Sunday, December 6, 2009

375: hubert


His name is Hubert. I caught him in one of those plastic, "Have-a-Heart" traps, which, I agree with Shawn, is a bit of a cruelty, especially when you leave over Thanksgiving break and then recall the peanut-butter laden trap. I am, of course, glad my husband is Ryan, who holds his hands up in I-have-nothing-to-do-with-this-ness, which means I do not have traps in the basement (AKA, the "vortex of hell") as I will not go down there on my own, but when little mouse poos started showing up beneath our upstairs bathroom sink, I thought, "Aw, rats, I have to do something about this." I'm also glad that my husband does not leave me to do brain-bashing of mice. Instead, he's fully accepting of my field trips to release our errant wildlife. I'm not sure I could motivate myself to do it any other way.

And so I did. A little opaque trap, cemeterily black, a daub of peanut butter and then the lip closed and I picked up, just a wee bit heavier than when I set it down. I discovered the weightiness before bed, and the next morning, Hubert spilled onto our bathtub floor.

This is what I do: I anthropomorphize these little buggers and then fill up with ridiculous guilt. I put down a saucer of water and a spoonful of peanut butter and went about my morning routines, hoping Hubert would fill up; he didn't know it, but his next step was the chilly outdoors. Oh! If I cannot handle it, then don't set the trap, right? Curses.

I did drive him to the cemetery, which is only a few blocks away, and I tucked him beneath a bush and near a building, but I suspect he wouldn't make it. I wanted to give him some chance, no matter the bedraggled conditions, and at best, I suppose he'd make a wee meal for some chilly creature.
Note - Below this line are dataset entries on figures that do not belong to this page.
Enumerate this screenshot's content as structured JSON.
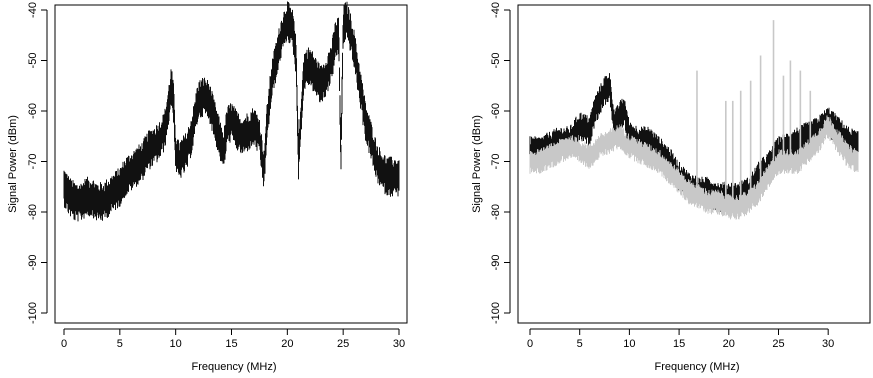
{
  "chart_data": [
    {
      "type": "line",
      "xlabel": "Frequency (MHz)",
      "ylabel": "Signal Power (dBm)",
      "xlim": [
        0,
        30
      ],
      "ylim": [
        -100,
        -40
      ],
      "xticks": [
        0,
        5,
        10,
        15,
        20,
        25,
        30
      ],
      "yticks": [
        -40,
        -50,
        -60,
        -70,
        -80,
        -90,
        -100
      ],
      "grid": false,
      "series": [
        {
          "color": "#111111",
          "band_width_dbm": 4,
          "x": [
            0,
            0.5,
            1,
            1.5,
            2,
            2.5,
            3,
            3.5,
            4,
            4.5,
            5,
            5.5,
            6,
            6.5,
            7,
            7.5,
            8,
            8.5,
            9,
            9.3,
            9.6,
            9.8,
            10,
            10.3,
            10.6,
            11,
            11.5,
            12,
            12.5,
            13,
            13.5,
            14,
            14.3,
            14.6,
            15,
            15.5,
            16,
            16.5,
            17,
            17.5,
            17.9,
            18.2,
            18.6,
            19,
            19.5,
            20,
            20.5,
            20.8,
            21,
            21.2,
            21.5,
            22,
            22.5,
            23,
            23.5,
            24,
            24.3,
            24.6,
            24.8,
            25,
            25.3,
            25.6,
            26,
            26.5,
            27,
            27.5,
            28,
            28.5,
            29,
            29.5,
            30
          ],
          "y": [
            -75,
            -77,
            -78,
            -78,
            -77,
            -77,
            -78,
            -78,
            -77,
            -76,
            -75,
            -73,
            -72,
            -71,
            -70,
            -68,
            -67,
            -66,
            -64,
            -60,
            -55,
            -58,
            -68,
            -70,
            -69,
            -68,
            -64,
            -58,
            -57,
            -58,
            -62,
            -66,
            -68,
            -63,
            -62,
            -64,
            -65,
            -64,
            -63,
            -65,
            -72,
            -62,
            -54,
            -50,
            -45,
            -42,
            -44,
            -50,
            -70,
            -62,
            -52,
            -51,
            -53,
            -55,
            -53,
            -50,
            -46,
            -45,
            -70,
            -43,
            -42,
            -44,
            -48,
            -55,
            -62,
            -66,
            -70,
            -72,
            -73,
            -73,
            -73
          ]
        }
      ]
    },
    {
      "type": "line",
      "xlabel": "Frequency (MHz)",
      "ylabel": "Signal Power (dBm)",
      "xlim": [
        0,
        33
      ],
      "ylim": [
        -100,
        -40
      ],
      "xticks": [
        0,
        5,
        10,
        15,
        20,
        25,
        30
      ],
      "yticks": [
        -40,
        -50,
        -60,
        -70,
        -80,
        -90,
        -100
      ],
      "grid": false,
      "series": [
        {
          "color": "#111111",
          "band_width_dbm": 3,
          "x": [
            0,
            1,
            2,
            3,
            4,
            5,
            6,
            6.5,
            7,
            7.5,
            8,
            8.5,
            9,
            9.5,
            10,
            11,
            12,
            13,
            14,
            15,
            16,
            17,
            18,
            19,
            20,
            21,
            22,
            23,
            24,
            25,
            26,
            27,
            28,
            29,
            30,
            31,
            32,
            33
          ],
          "y": [
            -68,
            -68,
            -67,
            -66,
            -66,
            -63,
            -64,
            -60,
            -58,
            -56,
            -55,
            -63,
            -61,
            -60,
            -65,
            -66,
            -66,
            -68,
            -70,
            -73,
            -75,
            -76,
            -76,
            -77,
            -77,
            -77,
            -76,
            -73,
            -71,
            -68,
            -67,
            -66,
            -65,
            -64,
            -62,
            -64,
            -66,
            -67
          ]
        },
        {
          "color": "#c8c8c8",
          "band_width_dbm": 2.5,
          "x": [
            0,
            1,
            2,
            3,
            4,
            5,
            6,
            7,
            8,
            9,
            10,
            11,
            12,
            13,
            14,
            15,
            16,
            17,
            18,
            19,
            20,
            21,
            22,
            23,
            24,
            25,
            26,
            27,
            28,
            29,
            30,
            31,
            32,
            33
          ],
          "y": [
            -70,
            -70,
            -69,
            -68,
            -67,
            -68,
            -69,
            -67,
            -66,
            -65,
            -67,
            -68,
            -69,
            -70,
            -72,
            -74,
            -76,
            -77,
            -78,
            -78,
            -79,
            -79,
            -78,
            -76,
            -73,
            -70,
            -70,
            -70,
            -68,
            -66,
            -63,
            -66,
            -69,
            -70
          ],
          "spikes": [
            [
              16.8,
              -52
            ],
            [
              19.7,
              -58
            ],
            [
              20.4,
              -58
            ],
            [
              21.2,
              -56
            ],
            [
              22.2,
              -54
            ],
            [
              23.2,
              -49
            ],
            [
              24.5,
              -42
            ],
            [
              25.5,
              -53
            ],
            [
              26.2,
              -50
            ],
            [
              27.2,
              -52
            ],
            [
              28.2,
              -56
            ]
          ]
        }
      ]
    }
  ]
}
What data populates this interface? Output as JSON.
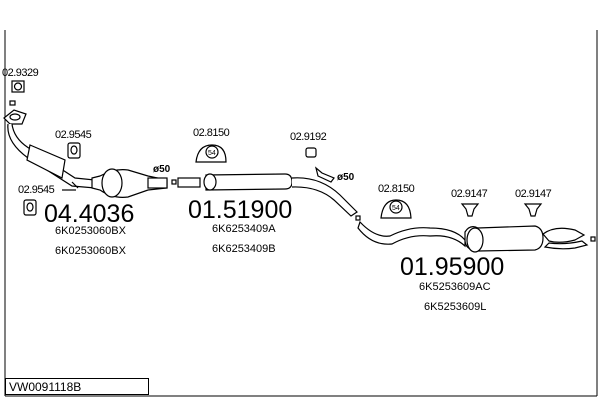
{
  "diagram_code": "VW0091118B",
  "parts": [
    {
      "number": "02.9329"
    },
    {
      "number": "02.9545"
    },
    {
      "number": "02.9545"
    },
    {
      "number": "02.8150"
    },
    {
      "number": "02.9192"
    },
    {
      "number": "02.8150"
    },
    {
      "number": "02.9147"
    },
    {
      "number": "02.9147"
    }
  ],
  "assemblies": [
    {
      "number": "04.4036",
      "oe": [
        "6K0253060BX",
        "6K0253060BX"
      ]
    },
    {
      "number": "01.51900",
      "oe": [
        "6K6253409A",
        "6K6253409B"
      ]
    },
    {
      "number": "01.95900",
      "oe": [
        "6K5253609AC",
        "6K5253609L"
      ]
    }
  ],
  "diameters": [
    "ø50",
    "ø50"
  ],
  "clamp_size": [
    "54",
    "54"
  ]
}
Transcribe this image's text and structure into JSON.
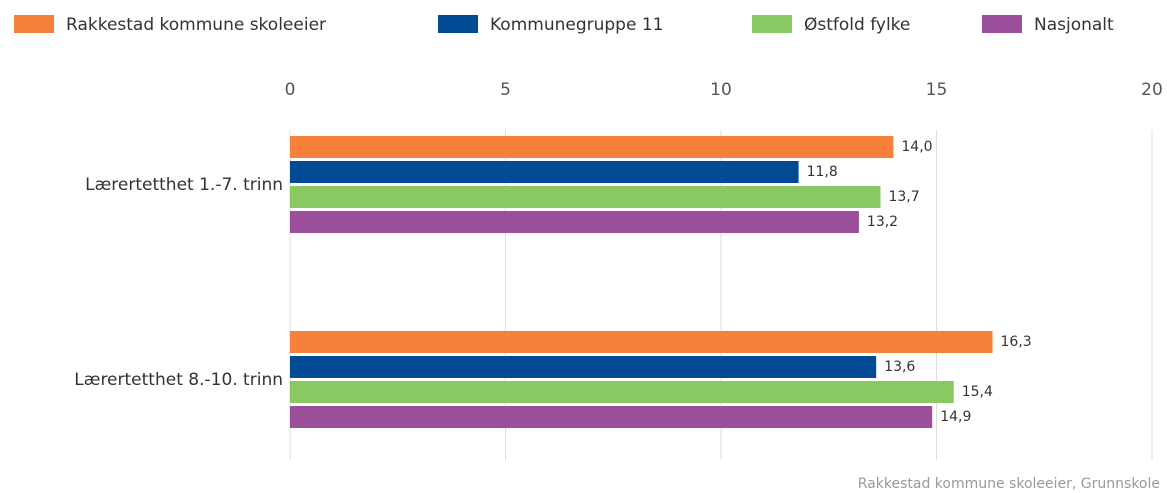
{
  "chart_data": {
    "type": "hbar",
    "categories": [
      "Lærertetthet 1.-7. trinn",
      "Lærertetthet 8.-10. trinn"
    ],
    "series": [
      {
        "name": "Rakkestad kommune skoleeier",
        "color": "#f5813a",
        "values": [
          14.0,
          16.3
        ],
        "value_labels": [
          "14,0",
          "16,3"
        ]
      },
      {
        "name": "Kommunegruppe 11",
        "color": "#034a94",
        "values": [
          11.8,
          13.6
        ],
        "value_labels": [
          "11,8",
          "13,6"
        ]
      },
      {
        "name": "Østfold fylke",
        "color": "#8ac961",
        "values": [
          13.7,
          15.4
        ],
        "value_labels": [
          "13,7",
          "15,4"
        ]
      },
      {
        "name": "Nasjonalt",
        "color": "#9b4f9b",
        "values": [
          13.2,
          14.9
        ],
        "value_labels": [
          "13,2",
          "14,9"
        ]
      }
    ],
    "xlim": [
      0,
      20
    ],
    "xticks": [
      0,
      5,
      10,
      15,
      20
    ],
    "grid": true,
    "legend": "top",
    "source": "Rakkestad kommune skoleeier, Grunnskole"
  }
}
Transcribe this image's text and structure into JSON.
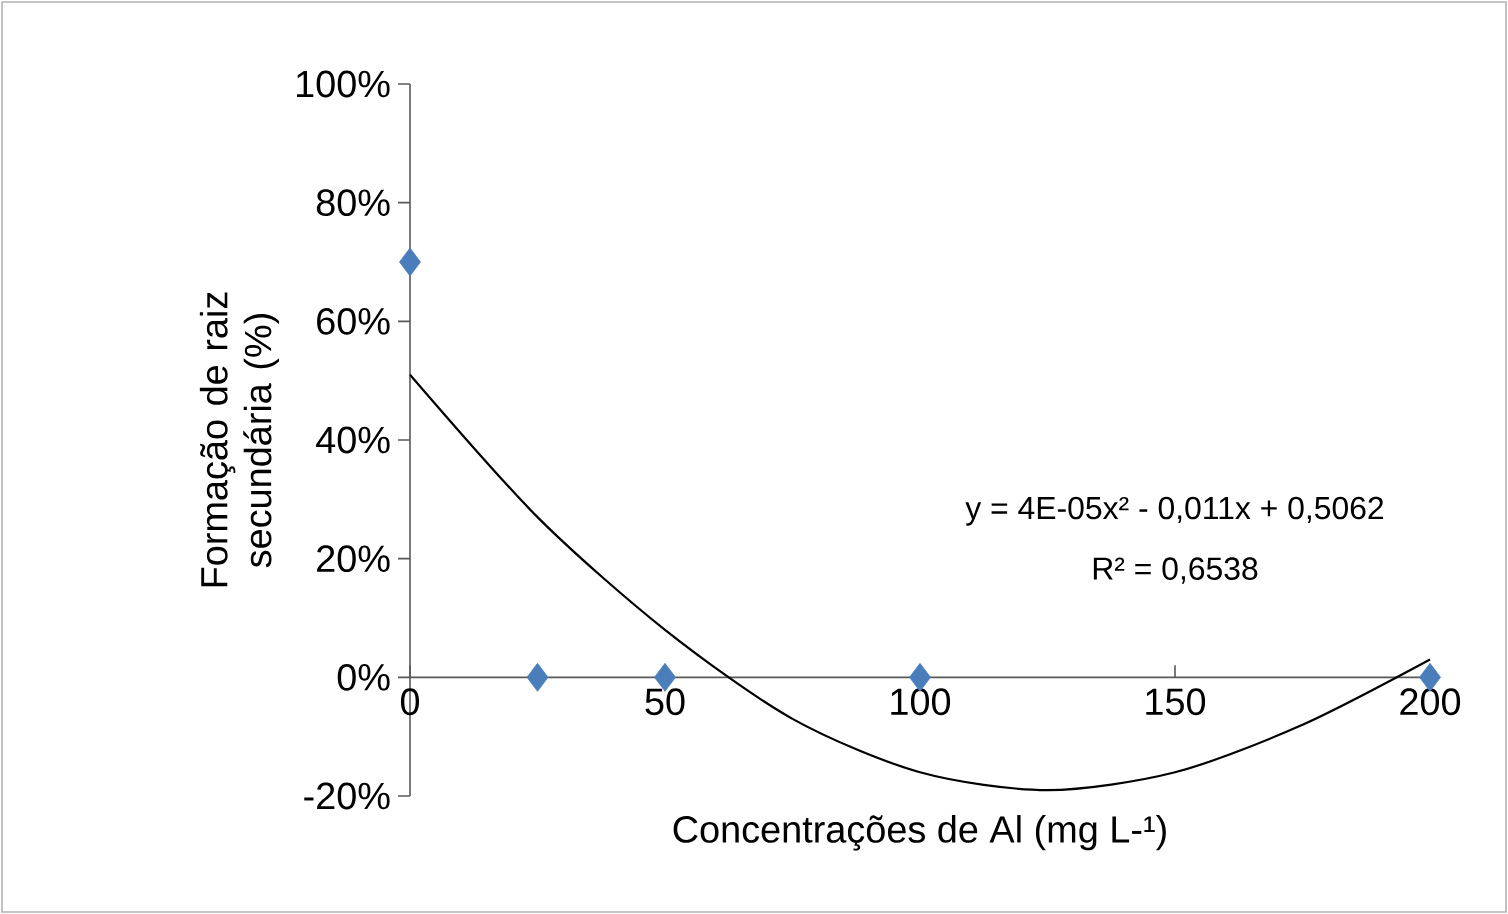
{
  "chart_data": {
    "type": "scatter",
    "xlabel": "Concentrações de Al (mg L-¹)",
    "ylabel": "Formação de raiz secundária (%)",
    "xlim": [
      0,
      200
    ],
    "xticks": [
      0,
      50,
      100,
      150,
      200
    ],
    "ylim": [
      -20,
      100
    ],
    "yticks": [
      {
        "value": -20,
        "label": "-20%"
      },
      {
        "value": 0,
        "label": "0%"
      },
      {
        "value": 20,
        "label": "20%"
      },
      {
        "value": 40,
        "label": "40%"
      },
      {
        "value": 60,
        "label": "60%"
      },
      {
        "value": 80,
        "label": "80%"
      },
      {
        "value": 100,
        "label": "100%"
      }
    ],
    "marker": "diamond",
    "series": [
      {
        "color": "#4a7ebb",
        "x": [
          0,
          25,
          50,
          100,
          200
        ],
        "values": [
          70,
          0,
          0,
          0,
          0
        ]
      },
      {
        "type": "line",
        "color": "#000000",
        "marker": "none",
        "x": [
          0,
          25,
          50,
          75,
          100,
          125,
          150,
          175,
          200
        ],
        "values": [
          51,
          27,
          8,
          -7,
          -16,
          -19,
          -16,
          -8,
          3
        ]
      }
    ],
    "annotations": [
      "y = 4E-05x² - 0,011x + 0,5062",
      "R² = 0,6538"
    ]
  }
}
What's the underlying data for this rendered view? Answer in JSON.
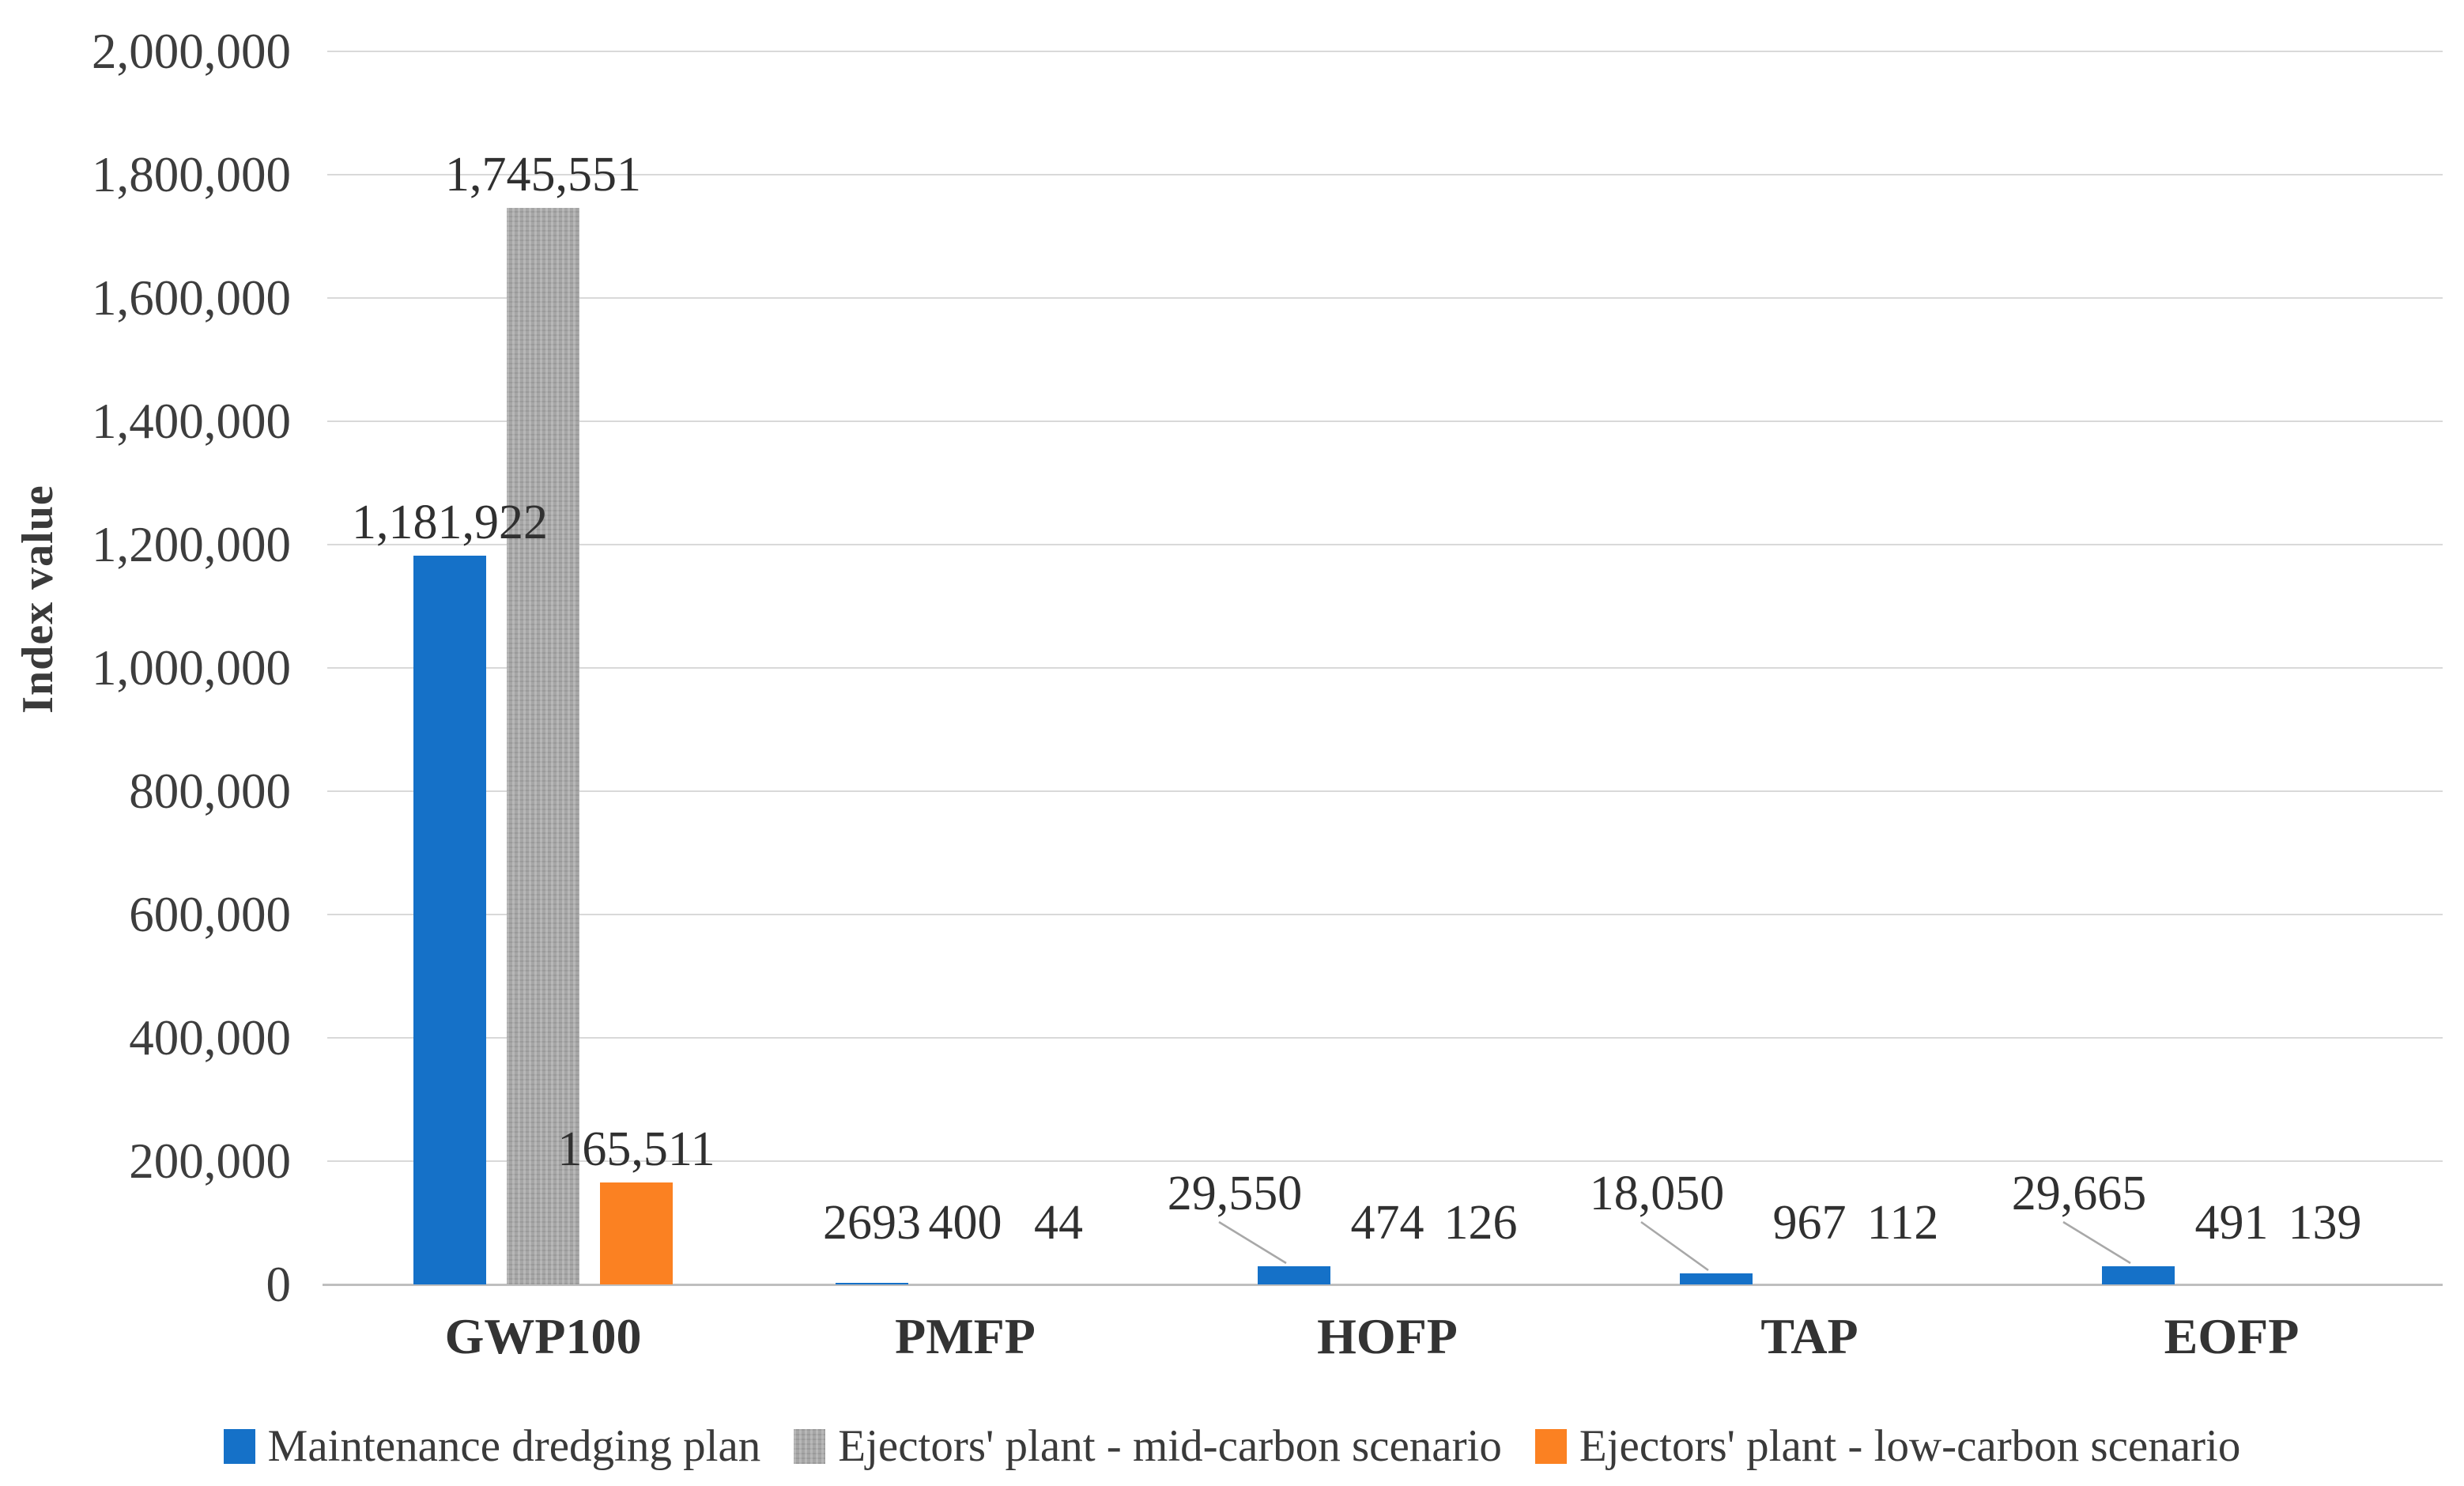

I have a sneaky feeling there are many Huburts in our house, though not by the excess of poo. Meryl informed me, after needing to hire an exterminator, that mice are fairly timid, that each male has its territory, that mice are certainly blind-ish and leave poo-trails to find their way home, and mice also leave poo-piles for territory marking. This is the third mouse, unless you count the flying mouse, and I do not: Libby caught one, and Gatsby sent the other from the second floor to the first and I caught it in a tupperware. The third was of cruelty, and the fourth will be less so.

2 comments:

EWH said...

I am very surprised a house with cats has mice. My mom lived in her house for 30 years, with cats. No mice. After one cat died, she waited a few months before getting a new one: mice. New cat comes; mice gone.

Hubert is a cute little guy. I relate to the desire to save him. I cry when my dogs catch and kill squirrels and I have to bury them.

Good luck on getting the rest of them to safety :-)

KeLL said...

Hubert is pretty cute. I couldn't kill him either. Kudos to you for releasing him into the wild!